Cisco’s complex journey to deliver on the Hypershield promise

There is no shortage of problems in the cybersecurity industry: Attackers are using automation to reduce attack times, patching software is costly, establishing defenses such as segmentation remains difficult, and a shortage of skilled cybersecurity workers is holding back efforts. all these areas.

It’s no surprise, then, that Cisco decided to launch an AI-powered distributed security platform to protect cloud workloads and AI systems from cybersecurity threats. Dubbed Hypershield, the platform will push security to the limits, using AI-enhanced agents to maintain security controls across every workload in the data center and even across distributed and connected devices. Cisco says the platform will be able to automatically patch environments, test software updates within the environment using simulated systems known as digital twins, and block attacks by detecting anomalous behavior.

There was no shortage of hyperbole and “reimagined” seemed to be the word of the day.

Jeetu Patel, executive vice president and general manager of Cisco’s security and collaboration division, called it “one of the biggest platform changes we’ve experienced in our lifetime.”

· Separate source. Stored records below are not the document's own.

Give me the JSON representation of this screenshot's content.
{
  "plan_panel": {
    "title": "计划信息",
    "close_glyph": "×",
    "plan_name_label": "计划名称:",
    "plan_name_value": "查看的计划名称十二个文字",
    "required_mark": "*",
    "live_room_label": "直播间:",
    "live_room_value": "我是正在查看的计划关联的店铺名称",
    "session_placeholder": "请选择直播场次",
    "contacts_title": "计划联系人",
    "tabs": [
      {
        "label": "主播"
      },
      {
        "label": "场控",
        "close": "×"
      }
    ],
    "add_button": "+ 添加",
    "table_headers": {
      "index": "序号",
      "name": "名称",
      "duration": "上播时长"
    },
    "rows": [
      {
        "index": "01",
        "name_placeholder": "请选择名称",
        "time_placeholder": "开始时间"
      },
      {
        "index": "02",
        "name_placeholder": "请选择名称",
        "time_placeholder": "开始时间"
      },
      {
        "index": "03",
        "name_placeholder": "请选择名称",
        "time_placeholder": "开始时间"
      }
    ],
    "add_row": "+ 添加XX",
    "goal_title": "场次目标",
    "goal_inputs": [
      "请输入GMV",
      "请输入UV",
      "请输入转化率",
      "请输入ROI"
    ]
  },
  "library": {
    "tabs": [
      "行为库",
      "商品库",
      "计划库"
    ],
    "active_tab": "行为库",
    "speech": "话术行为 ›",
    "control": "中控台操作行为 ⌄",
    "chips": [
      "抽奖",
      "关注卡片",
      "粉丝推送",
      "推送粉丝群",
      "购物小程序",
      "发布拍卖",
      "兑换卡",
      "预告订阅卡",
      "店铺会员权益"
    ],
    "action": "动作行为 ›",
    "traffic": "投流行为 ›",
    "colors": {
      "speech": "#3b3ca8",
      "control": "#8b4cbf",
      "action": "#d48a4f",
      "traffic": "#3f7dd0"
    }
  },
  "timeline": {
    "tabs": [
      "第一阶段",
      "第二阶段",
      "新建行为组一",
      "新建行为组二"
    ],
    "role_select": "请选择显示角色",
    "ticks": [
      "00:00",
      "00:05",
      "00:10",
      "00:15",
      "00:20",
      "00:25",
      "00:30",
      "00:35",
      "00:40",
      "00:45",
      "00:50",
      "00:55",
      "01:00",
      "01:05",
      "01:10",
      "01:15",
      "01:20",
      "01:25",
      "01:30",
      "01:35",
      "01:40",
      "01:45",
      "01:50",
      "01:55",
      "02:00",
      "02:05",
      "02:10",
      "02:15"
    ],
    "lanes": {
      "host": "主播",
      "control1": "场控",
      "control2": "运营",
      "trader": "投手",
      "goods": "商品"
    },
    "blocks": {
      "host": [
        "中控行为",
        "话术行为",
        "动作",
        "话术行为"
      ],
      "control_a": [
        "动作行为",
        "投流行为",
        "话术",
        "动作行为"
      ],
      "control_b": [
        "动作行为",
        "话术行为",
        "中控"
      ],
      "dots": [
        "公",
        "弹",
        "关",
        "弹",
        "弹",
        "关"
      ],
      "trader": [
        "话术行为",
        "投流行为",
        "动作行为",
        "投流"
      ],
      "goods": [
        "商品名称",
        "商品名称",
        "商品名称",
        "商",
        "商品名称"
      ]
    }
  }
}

“For the last billion years, when we’ve looked at security, the advantage has always been on the adversary’s side,” Patel said during a press conference announcing Hypershield. “We are approaching an era… where… why [of this platform]you could have a world where you could have an advantage as a defender, and wouldn’t that be a wonderful world to live in.”

Cybersecurity is certainly a field that could benefit from using AI for augmentation or assistant purposes, and pushing security to the distributed edge – closer to the devices being protected – can help simplify some aspects of vast networks that need to be protected.

The company’s choice of technologies makes sense, says David Holmes, a principal analyst at Forrester Research. Using eBPF, a technology that allows sandbox programs to run in a privileged contextparts of the workload can be instrumented, and data processing units (DPUs) enable efficient data processing using high-bandwidth network interfaces.

“They’re describing a more modern approach to building a private cloud data center architecture, and that’s good,” Holmes says. “eBPF for automation [and] security, container-like workloads – their DPUs – overall, this is good for the industry if they can pull this off.”

Digital twins enable automated patching

Craig Connors, chief technology officer of Cisco’s security business group, demonstrated how a workload or application can be automatically patched and run in parallel using digital-twin technology to test the stability and correctness of updated software. Digital twins are simulations – originally used in product development and manufacturing – which allow software engineers to test and observe a version of a device or application.

If the patched code passes all tests and meets policies, then it can be promoted to production, Connors said during the demonstration.

“What we’ve done is essentially introduced the digital twin into every application point that we deploy,” Connors said. “So we are actually introducing CI/CD [continuous integration and continuous delivery] to the embedded world by running the end-of-promotion pipeline as a digital twin on every single application point for every single customer in the world in a transparent way. This allows us to test every possible combination that could occur in your real-world environment anywhere.”

While the company will start with Linux environments, Cisco has hinted at future plans to support other operating systems.

According to Connors, the same digital twin approach can be applied to developing segmentation policies for networks of devices and workloads. The AI ​​assistant built into the Hypershield platform could recommend microsegmentation policies and provide a confidence score on whether each policy would perform well within a given environment.

“Imagine if the AI ​​didn’t just recommend microsegmentation policies, but modeled them into a digital twin of your environment and told you exactly how it tested those policies to make sure they were correct before recommending them to you.” Connors said. “So we’re really trying to bring in that aspect of trust and not just ‘AI bombard’ you with advice.”

Distributed exploit protection

Cisco says the platform will also protect against exploits in real time by using threat intelligence to inform anomaly detection and response. Because companies never know which vulnerabilities an attacker will find, the system allows all high-impact vulnerabilities to be treated equally.

According to Connors, this approach benefits companies with legacy hardware and software that have reached end-of-life and are no longer receiving updates.

“There are cases where we can never patch, because let’s say the software is on its way out, but my company still relies on it and there’s a critical vulnerability,” Connors said. “So while these are intended to be short-lived patches to bridge the gap between patch availability and deployment and then we’ll automatically retire these deployed shields, it’s potentially feasible that you want to run them for the lifetime of the application for continue to protect yourself [exploitation].”

Having the vision and individual technologies is a good first step, but like the platform that manages driver-assist features in cars, the trick is how it all comes together, says Jon Oltsik, analyst emeritus at Enterprise Strategy Group. Coordinating the pieces across multiple systems, rather than looking at each separately – as well as understanding “normal” activity – and then responding will be tricky.

“It’s a good goal, but to achieve it requires many things to come together, including user consent,” he says, adding: “AI-based security needs to undergo rigorous testing and be proven in the field before security i professionals will trust it.”

Cisco has promised that the platform will be generally available in four months by August 2024.